Critique(2)

LES DENTS DE LA MER : TALES FROM AMITY ISLAND

C’est le genre de classique avec lequel on rebat les oreilles des non-initiés. Le genre de « must-have » qui, par l’incitation systématique du visionnage, peut pousser jusqu’au désintérêt total voire carrément jusqu’au dégoût. Pourtant, Jaws (Les Dents de la mer), sorti en 1975, n’est pas n’importe quel classique à cocher sur une liste de films à voir. Le long-métrage de Steven Spielberg, au-delà d’être une leçon de cinéma à part entière, a marqué l’Histoire du septième art à bien des égards. Pour avoir bouleversé à jamais le fonctionnement du grand spectacle sur grand écran, pour être un modèle d’adaptation cinématographique, pour la qualité de sa version française, pour la construction de ses protagonistes et, enfin, pour ce qu’il dit de nous autres spectateurs, il est urgent de (re)voir ce bijou unique en son genre.

Bascule avant.

TROIS HOMMES ET UN REQUIN

Le synopsis est d’une simplicité effarante : l’arrivée d’un requin blanc particulièrement massif terrorise la population d’une petite île touristique de la côte Est américaine, en pleine période de la Fête Nationale. Les plages fermées représentent une catastrophe économique pour les insulaires et le chef Brody tente par tous les moyens de se débarrasser de la menace persistante afin d’éviter que les cadavres ne s’empilent.

Ce sont bien les trois personnages principaux qui portent le film. Martin Brody (Roy Scheider), Matt Hooper (Richard Dreyfuss) et Bart Quint (fantastique Robert Shaw) forment le triangle compact d’un film dont la moitié se déroule en un huis-clos parfait. Le requin paraît parfois n’être qu’un prétexte pour la réunion de ces trois tempéraments forts, issus de trois générations différentes, et dont les trois points de vue divergent ou s’accordent au fil de leur traque en haute mer. La direction d’acteurs a beau être impeccable, la magie opère d’ores et déjà naturellement dès les premiers instants. Les interprètes sont leurs personnages. Leur implication émotionnelle, leur posture et leur aura à l’écran font complètement basculer le spectateur dans le décor pour une immersion pleine et entière.

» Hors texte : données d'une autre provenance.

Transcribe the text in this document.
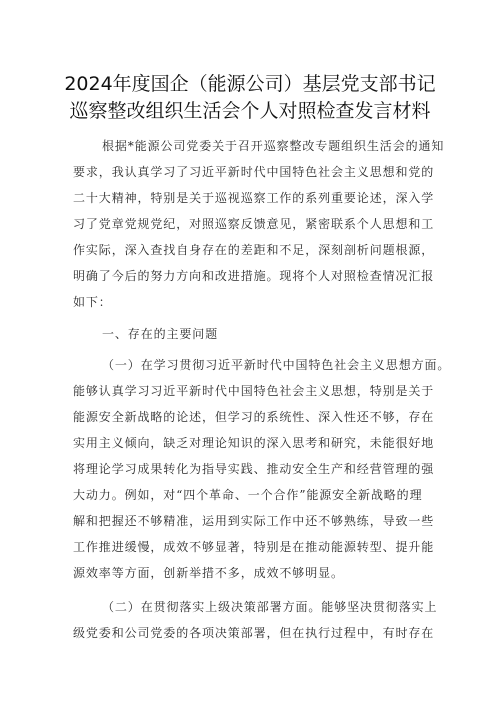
2024年度国企（能源公司）基层党支部书记
巡察整改组织生活会个人对照检查发言材料
根据*能源公司党委关于召开巡察整改专题组织生活会的通知
要求，我认真学习了习近平新时代中国特色社会主义思想和党的
二十大精神，特别是关于巡视巡察工作的系列重要论述，深入学
习了党章党规党纪，对照巡察反馈意见，紧密联系个人思想和工
作实际，深入查找自身存在的差距和不足，深刻剖析问题根源，
明确了今后的努力方向和改进措施。现将个人对照检查情况汇报
如下：
一、存在的主要问题
（一）在学习贯彻习近平新时代中国特色社会主义思想方面。
能够认真学习习近平新时代中国特色社会主义思想，特别是关于
能源安全新战略的论述，但学习的系统性、深入性还不够，存在
实用主义倾向，缺乏对理论知识的深入思考和研究，未能很好地
将理论学习成果转化为指导实践、推动安全生产和经营管理的强
大动力。例如，对“四个革命、一个合作”能源安全新战略的理
解和把握还不够精准，运用到实际工作中还不够熟练，导致一些
工作推进缓慢，成效不够显著，特别是在推动能源转型、提升能
源效率等方面，创新举措不多，成效不够明显。
（二）在贯彻落实上级决策部署方面。能够坚决贯彻落实上
级党委和公司党委的各项决策部署，但在执行过程中，有时存在
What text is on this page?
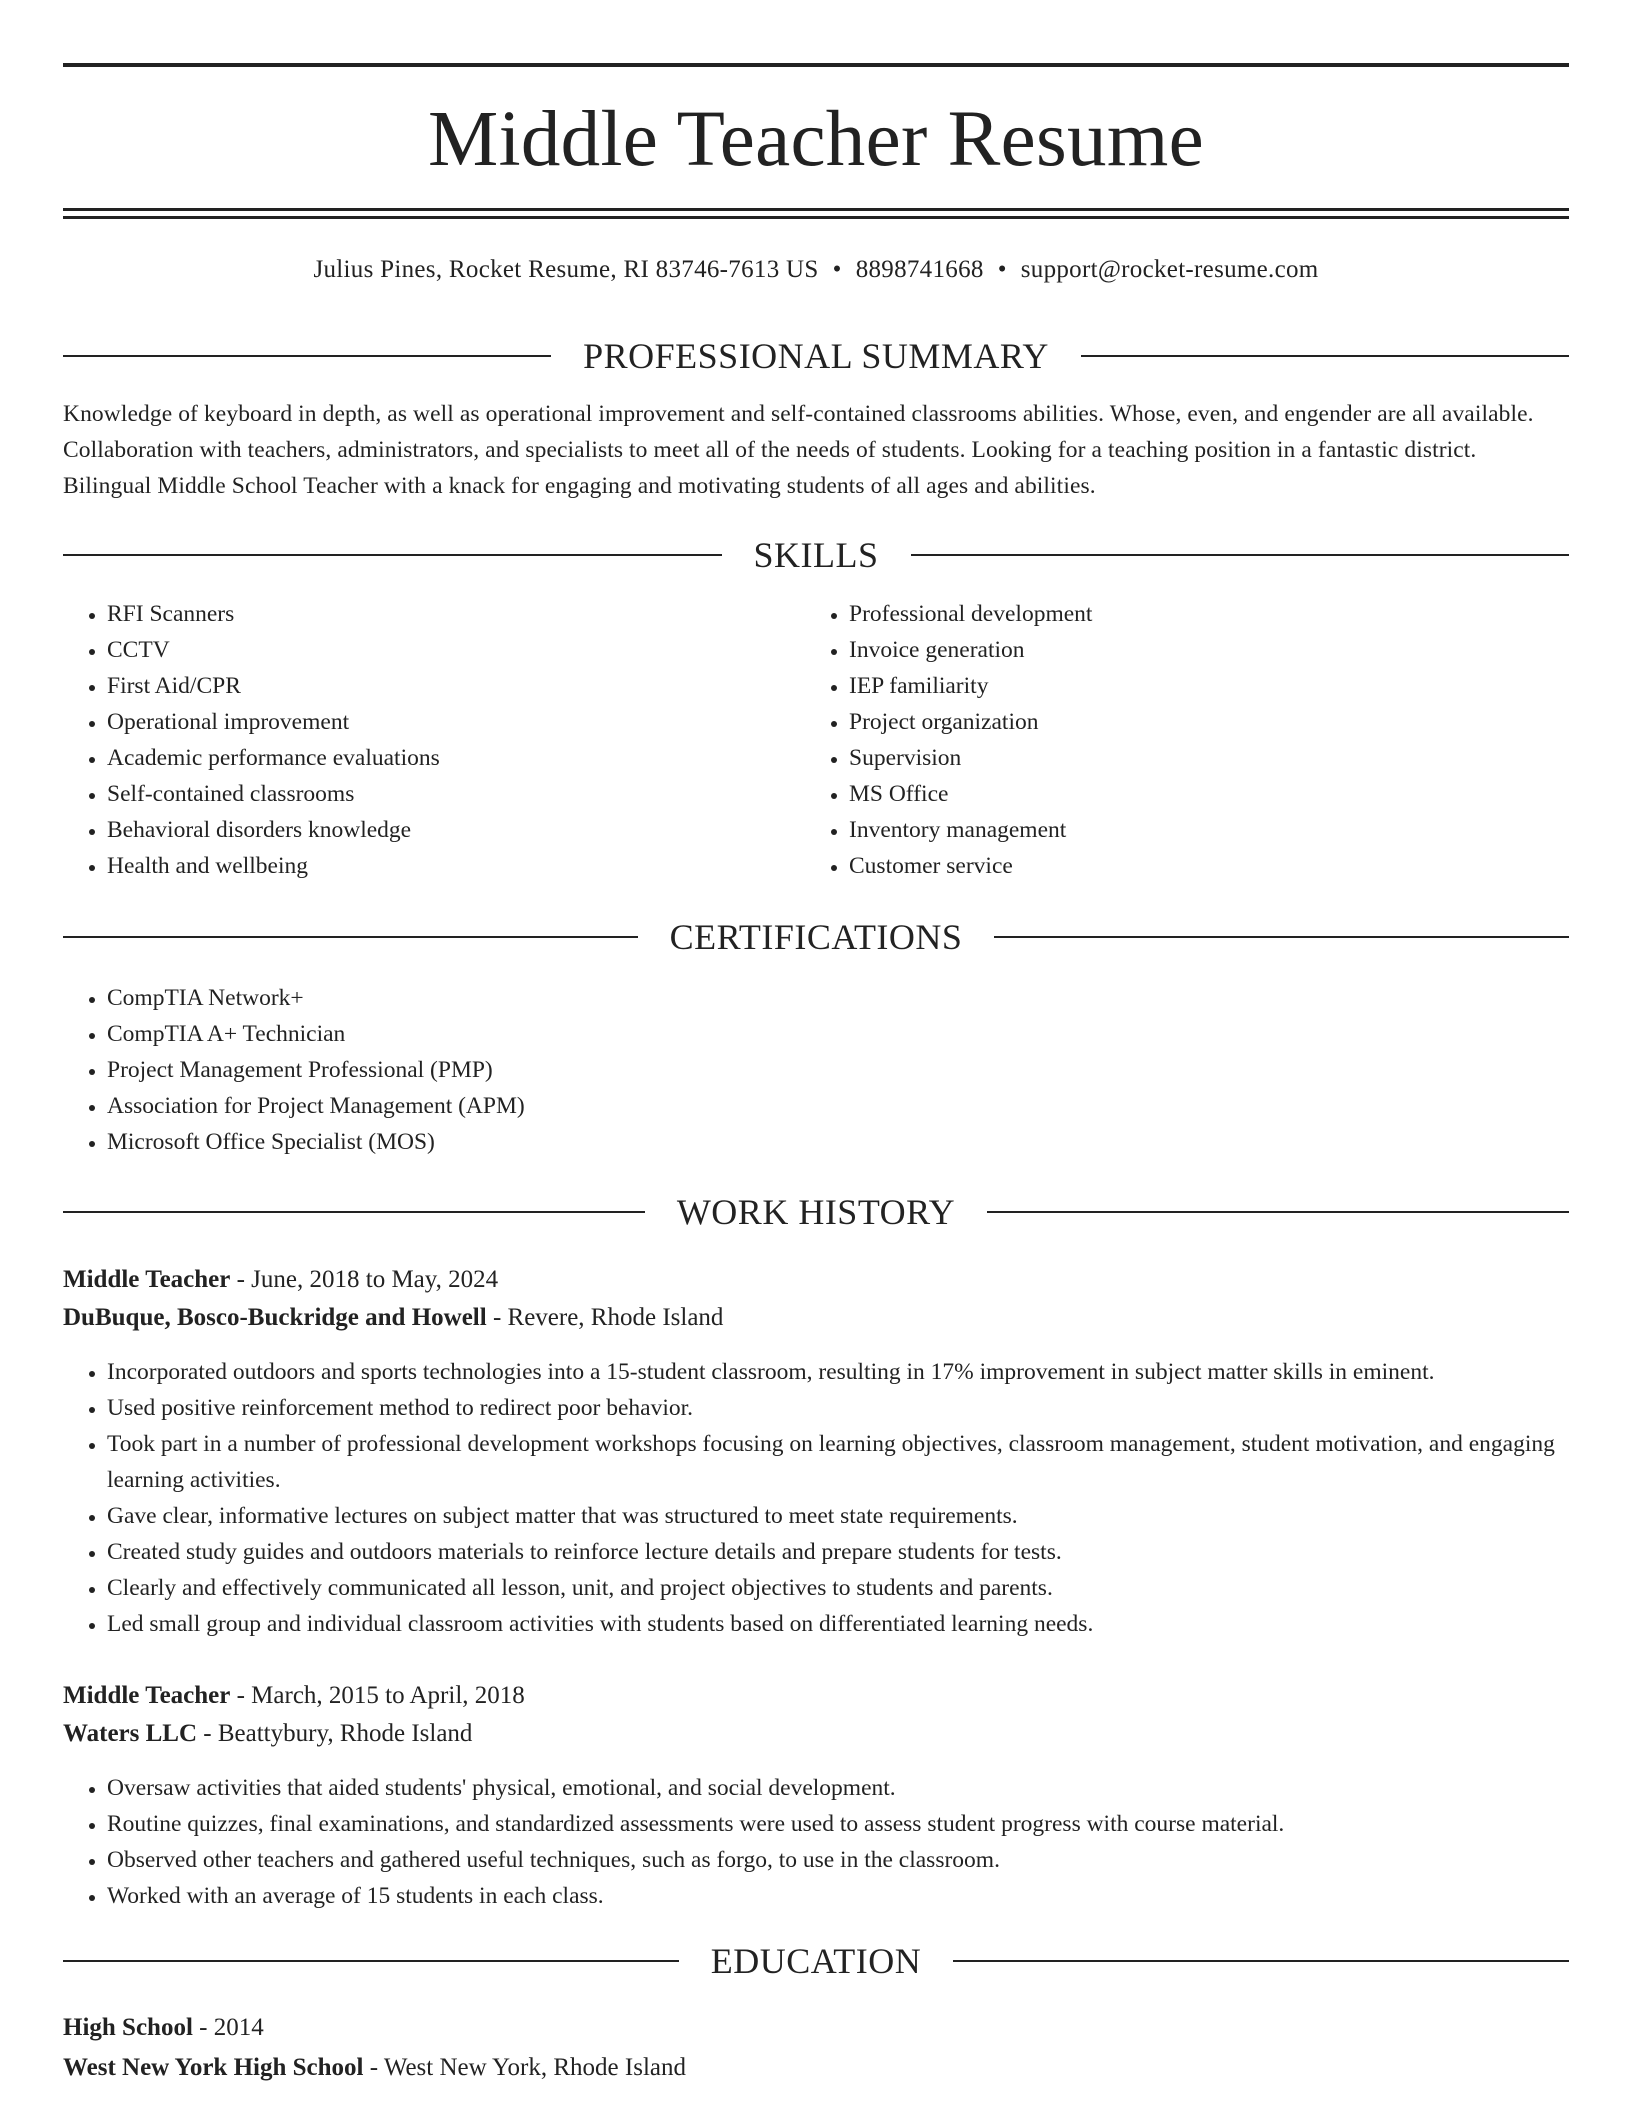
Middle Teacher Resume
Julius Pines, Rocket Resume, RI 83746-7613 US • 8898741668 • support@rocket-resume.com
PROFESSIONAL SUMMARY

Knowledge of keyboard in depth, as well as operational improvement and self-contained classrooms abilities. Whose, even, and engender are all available. Collaboration with teachers, administrators, and specialists to meet all of the needs of students. Looking for a teaching position in a fantastic district. Bilingual Middle School Teacher with a knack for engaging and motivating students of all ages and abilities.

SKILLS
• RFI Scanners
• CCTV
• First Aid/CPR
• Operational improvement
• Academic performance evaluations
• Self-contained classrooms
• Behavioral disorders knowledge
• Health and wellbeing
• Professional development
• Invoice generation
• IEP familiarity
• Project organization
• Supervision
• MS Office
• Inventory management
• Customer service
CERTIFICATIONS
• CompTIA Network+
• CompTIA A+ Technician
• Project Management Professional (PMP)
• Association for Project Management (APM)
• Microsoft Office Specialist (MOS)
WORK HISTORY
Middle Teacher - June, 2018 to May, 2024
DuBuque, Bosco-Buckridge and Howell - Revere, Rhode Island
• Incorporated outdoors and sports technologies into a 15-student classroom, resulting in 17% improvement in subject matter skills in eminent.
• Used positive reinforcement method to redirect poor behavior.
• Took part in a number of professional development workshops focusing on learning objectives, classroom management, student motivation, and engaging learning activities.
• Gave clear, informative lectures on subject matter that was structured to meet state requirements.
• Created study guides and outdoors materials to reinforce lecture details and prepare students for tests.
• Clearly and effectively communicated all lesson, unit, and project objectives to students and parents.
• Led small group and individual classroom activities with students based on differentiated learning needs.
Middle Teacher - March, 2015 to April, 2018
Waters LLC - Beattybury, Rhode Island
• Oversaw activities that aided students' physical, emotional, and social development.
• Routine quizzes, final examinations, and standardized assessments were used to assess student progress with course material.
• Observed other teachers and gathered useful techniques, such as forgo, to use in the classroom.
• Worked with an average of 15 students in each class.
EDUCATION
High School - 2014
West New York High School - West New York, Rhode Island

De gauche à droite : Le chasseur de requins Bart Quint (Robert Shaw), le chef Martin Brody (Roy Scheider) et l’océanographe Matt Hooper (Richard Dreyfuss). © D.R

Quarante-cinq ans après le tournage du film, rien n’a changé. Nous sommes ravalés au même rang que Brody et sa peur dévorante de l’eau. Comme lui, nous appréhendons mal Amity Island, ses us et coutumes aux antipodes de New York que le personnage vient d’abandonner avec toute sa famille. Nous sommes excités au même titre qu’Hooper et sa fascination pour les requins, merveilles de l’évolution perfectionnées pour « nager, ingurgiter, et produire d’autres requins ». Nous sommes à la fois attirés et inquiétés par l’aura mystérieuse de Quint, ancien marin de l’Indianapolis dont le naufrage tragique est à l’origine de sa haine viscérale des requins. Figure authentiquement inspirée des Capitaine Achab et autres maudits des mers, la puissance du souffle épique accordée à ce protagoniste hors du commun n’enlève rien à l’alchimie qui le lie indubitablement aux deux autres. 

Le dernier jour du reste de la vie du chef Brody, aka : v’là les emmerdes qui commencent.

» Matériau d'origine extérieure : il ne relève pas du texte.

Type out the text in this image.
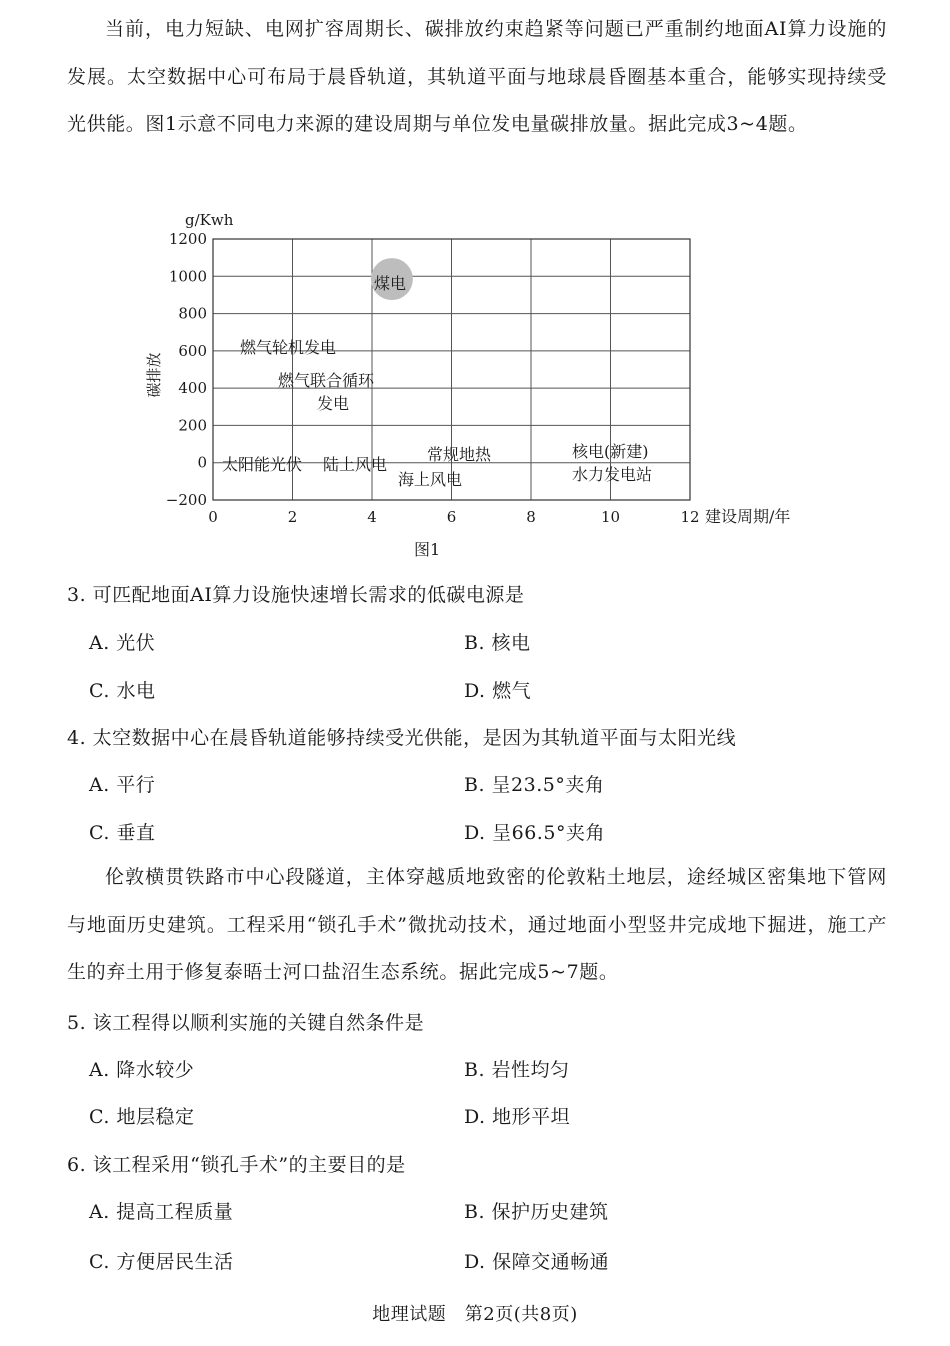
当前，电力短缺、电网扩容周期长、碳排放约束趋紧等问题已严重制约地面AI算力设施的发展。太空数据中心可布局于晨昏轨道，其轨道平面与地球晨昏圈基本重合，能够实现持续受光供能。图1示意不同电力来源的建设周期与单位发电量碳排放量。据此完成3~4题。

g/Kwh
碳排放
建设周期/年
0	2	4	6	8	10	12
−200
0
200
400
600
800
1000
1200
煤电
燃气轮机发电
燃气联合循环
发电
太阳能光伏 陆上风电
常规地热
海上风电
核电(新建)
水力发电站

图1

3. 可匹配地面AI算力设施快速增长需求的低碳电源是

A. 光伏	B. 核电

C. 水电	D. 燃气

4. 太空数据中心在晨昏轨道能够持续受光供能，是因为其轨道平面与太阳光线

A. 平行	B. 呈23.5°夹角

C. 垂直	D. 呈66.5°夹角

伦敦横贯铁路市中心段隧道，主体穿越质地致密的伦敦粘土地层，途经城区密集地下管网与地面历史建筑。工程采用“锁孔手术”微扰动技术，通过地面小型竖井完成地下掘进，施工产生的弃土用于修复泰晤士河口盐沼生态系统。据此完成5~7题。

5. 该工程得以顺利实施的关键自然条件是

A. 降水较少	B. 岩性均匀

C. 地层稳定	D. 地形平坦

6. 该工程采用“锁孔手术”的主要目的是

A. 提高工程质量	B. 保护历史建筑

C. 方便居民生活	D. 保障交通畅通

地理试题　第2页(共8页)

Les trois hommes à l’écran incarnent ce que tout héros se doit de porter sur ses épaules : la responsabilité de choix douloureux à prendre, le cran d’oser ce que le quidam redoute, la décision de rester fidèle à ses valeurs et à son éthique personnelle. Il y a beaucoup trop à dire sur ces trois personnalités pour les exposer exhaustivement dans une chronique. Retenons simplement la leçon d’interprétation à l’œuvre, grandement aidée en cela par la magie du décor naturel. Ici, il n’est pas question de bassins artificiels pour une bonne partie des plans. Nous sommes bien sur l’Orca, bateau de Quint qui conduira à l’une des plus célèbres répliques du cinéma occidental : « You’re gonna need a bigger boat »

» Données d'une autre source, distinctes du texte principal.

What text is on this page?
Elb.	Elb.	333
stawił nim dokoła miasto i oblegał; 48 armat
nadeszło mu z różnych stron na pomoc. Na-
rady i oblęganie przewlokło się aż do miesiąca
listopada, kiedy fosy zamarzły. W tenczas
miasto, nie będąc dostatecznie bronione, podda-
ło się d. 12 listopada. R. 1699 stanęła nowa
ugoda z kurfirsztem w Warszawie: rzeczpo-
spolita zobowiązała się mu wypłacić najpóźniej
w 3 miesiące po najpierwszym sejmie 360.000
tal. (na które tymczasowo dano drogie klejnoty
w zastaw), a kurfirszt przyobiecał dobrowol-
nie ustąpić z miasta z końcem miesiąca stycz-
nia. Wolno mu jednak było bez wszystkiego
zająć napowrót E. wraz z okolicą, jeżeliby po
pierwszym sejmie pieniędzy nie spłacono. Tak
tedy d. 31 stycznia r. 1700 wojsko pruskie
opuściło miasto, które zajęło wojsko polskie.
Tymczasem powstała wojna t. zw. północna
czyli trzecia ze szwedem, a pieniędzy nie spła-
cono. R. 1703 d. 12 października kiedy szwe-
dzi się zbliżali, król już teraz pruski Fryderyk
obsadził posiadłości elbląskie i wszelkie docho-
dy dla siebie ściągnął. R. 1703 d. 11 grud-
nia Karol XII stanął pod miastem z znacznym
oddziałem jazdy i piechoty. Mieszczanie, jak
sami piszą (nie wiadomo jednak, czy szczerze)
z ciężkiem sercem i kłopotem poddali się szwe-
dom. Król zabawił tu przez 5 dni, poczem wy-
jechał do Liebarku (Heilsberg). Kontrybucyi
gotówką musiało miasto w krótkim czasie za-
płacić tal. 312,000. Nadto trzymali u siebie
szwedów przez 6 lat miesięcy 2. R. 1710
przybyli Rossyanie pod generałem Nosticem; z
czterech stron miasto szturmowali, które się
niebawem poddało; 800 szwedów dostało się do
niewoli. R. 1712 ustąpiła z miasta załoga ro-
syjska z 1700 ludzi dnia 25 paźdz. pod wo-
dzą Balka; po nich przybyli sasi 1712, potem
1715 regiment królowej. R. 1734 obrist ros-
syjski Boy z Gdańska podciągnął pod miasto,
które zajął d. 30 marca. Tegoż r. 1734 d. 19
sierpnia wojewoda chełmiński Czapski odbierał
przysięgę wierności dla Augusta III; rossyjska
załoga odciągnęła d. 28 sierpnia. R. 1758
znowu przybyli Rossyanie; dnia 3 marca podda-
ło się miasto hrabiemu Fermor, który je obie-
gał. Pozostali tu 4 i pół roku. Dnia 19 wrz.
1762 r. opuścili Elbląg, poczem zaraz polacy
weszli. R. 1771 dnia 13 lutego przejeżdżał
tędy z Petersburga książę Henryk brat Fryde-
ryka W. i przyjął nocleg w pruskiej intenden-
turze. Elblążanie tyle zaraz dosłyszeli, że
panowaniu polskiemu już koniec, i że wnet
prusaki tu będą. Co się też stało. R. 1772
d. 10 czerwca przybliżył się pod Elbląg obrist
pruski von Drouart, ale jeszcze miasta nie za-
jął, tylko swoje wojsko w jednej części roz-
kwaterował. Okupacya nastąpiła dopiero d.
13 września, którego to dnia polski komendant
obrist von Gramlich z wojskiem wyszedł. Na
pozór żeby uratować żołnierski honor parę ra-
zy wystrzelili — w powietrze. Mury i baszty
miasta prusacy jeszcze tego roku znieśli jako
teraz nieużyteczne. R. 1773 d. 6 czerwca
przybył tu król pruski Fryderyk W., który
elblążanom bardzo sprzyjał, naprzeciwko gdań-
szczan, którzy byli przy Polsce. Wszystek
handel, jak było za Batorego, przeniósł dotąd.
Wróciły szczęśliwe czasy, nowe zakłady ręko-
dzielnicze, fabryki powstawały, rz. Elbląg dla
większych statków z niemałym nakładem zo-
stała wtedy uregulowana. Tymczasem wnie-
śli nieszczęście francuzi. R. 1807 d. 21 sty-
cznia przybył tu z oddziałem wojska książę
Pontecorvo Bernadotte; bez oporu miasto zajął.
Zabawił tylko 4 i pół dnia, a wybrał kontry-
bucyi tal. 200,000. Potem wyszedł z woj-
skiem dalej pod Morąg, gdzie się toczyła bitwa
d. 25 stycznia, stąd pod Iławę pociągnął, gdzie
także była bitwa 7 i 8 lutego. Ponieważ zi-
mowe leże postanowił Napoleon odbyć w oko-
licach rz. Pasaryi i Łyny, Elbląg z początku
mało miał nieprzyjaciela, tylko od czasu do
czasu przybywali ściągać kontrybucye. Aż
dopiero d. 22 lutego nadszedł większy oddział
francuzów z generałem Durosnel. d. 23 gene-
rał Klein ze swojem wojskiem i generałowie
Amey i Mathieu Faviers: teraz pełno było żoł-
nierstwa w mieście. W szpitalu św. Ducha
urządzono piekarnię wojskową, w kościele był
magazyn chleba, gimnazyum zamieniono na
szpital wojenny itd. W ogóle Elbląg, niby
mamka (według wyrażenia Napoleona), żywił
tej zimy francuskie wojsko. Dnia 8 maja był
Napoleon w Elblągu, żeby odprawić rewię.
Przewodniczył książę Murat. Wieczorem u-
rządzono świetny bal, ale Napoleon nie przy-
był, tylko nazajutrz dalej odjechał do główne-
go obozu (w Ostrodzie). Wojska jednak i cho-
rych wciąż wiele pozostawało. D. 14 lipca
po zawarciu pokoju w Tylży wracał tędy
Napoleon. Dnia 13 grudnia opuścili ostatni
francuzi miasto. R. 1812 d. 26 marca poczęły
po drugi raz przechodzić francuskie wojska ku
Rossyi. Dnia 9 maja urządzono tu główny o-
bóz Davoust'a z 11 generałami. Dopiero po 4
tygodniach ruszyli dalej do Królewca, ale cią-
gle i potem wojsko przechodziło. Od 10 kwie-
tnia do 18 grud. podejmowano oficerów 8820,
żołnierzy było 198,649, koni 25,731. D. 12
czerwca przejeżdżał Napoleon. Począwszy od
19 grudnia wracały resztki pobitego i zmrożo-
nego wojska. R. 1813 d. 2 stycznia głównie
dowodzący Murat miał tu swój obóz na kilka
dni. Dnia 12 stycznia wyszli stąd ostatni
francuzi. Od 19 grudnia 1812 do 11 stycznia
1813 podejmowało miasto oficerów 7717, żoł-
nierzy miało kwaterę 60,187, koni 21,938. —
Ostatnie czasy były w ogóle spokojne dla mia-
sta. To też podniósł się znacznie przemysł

Attachants, pleins d’humour et d’une bravoure inspirante pour tous les rêveurs du septième art, Brody, Hooper et Quint valent à eux seuls le visionnage de Jaws.

“Alors la balle est dans votre camp, à vous de jouer. Ou vous voulez cracher et vous refaites surface, ou vous bloquez les fonds, et c’est la soupe populaire pour le p’tit commerce.” B. QUINT

BASED ON A TRUE STORY

Si nous sommes désormais plus qu’habitués à voir Hollywood puiser à foison ses scénarios depuis des « histoires vraies » (parfois jusqu’à l’excès), il n’en a pas toujours été ainsi. Sans aller jusqu’à se réclamer d’une ère plus créative et autres « c’était mieux avant », force est de constater qu’on ne compte plus les annonces “putassières” dans les bandes-annonces comme dans les premières minutes de nombreux films depuis une vingtaine d’années. Ce qui n’était autrefois qu’un détail renforçant la solidité du thème traité dans un long-métrage est devenu un énième argument marketing, étiré jusqu’à n’en plus pouvoir et frôlant trop régulièrement la publicité mensongère. Il faut rappeler que Jaws est tiré du roman éponyme de Peter Benchley, un journaliste américain ayant puisé son imaginaire dans une série d’attaques de requins en 1916 dans le New Jersey. Il n’en faudra pas davantage pour que les producteurs réalisent l’influence considérable sur le public, attiré par les histoires basées sur des tragédies teintées de zones d’ombre telles que celles-ci. Par ce choix d’adaptation, par l’impact sur le spectateur, Jaws a plus ou moins consciemment ouvert  une porte qu’on n’en finirait plus de vouloir défoncer pendant les cinquante prochaines années.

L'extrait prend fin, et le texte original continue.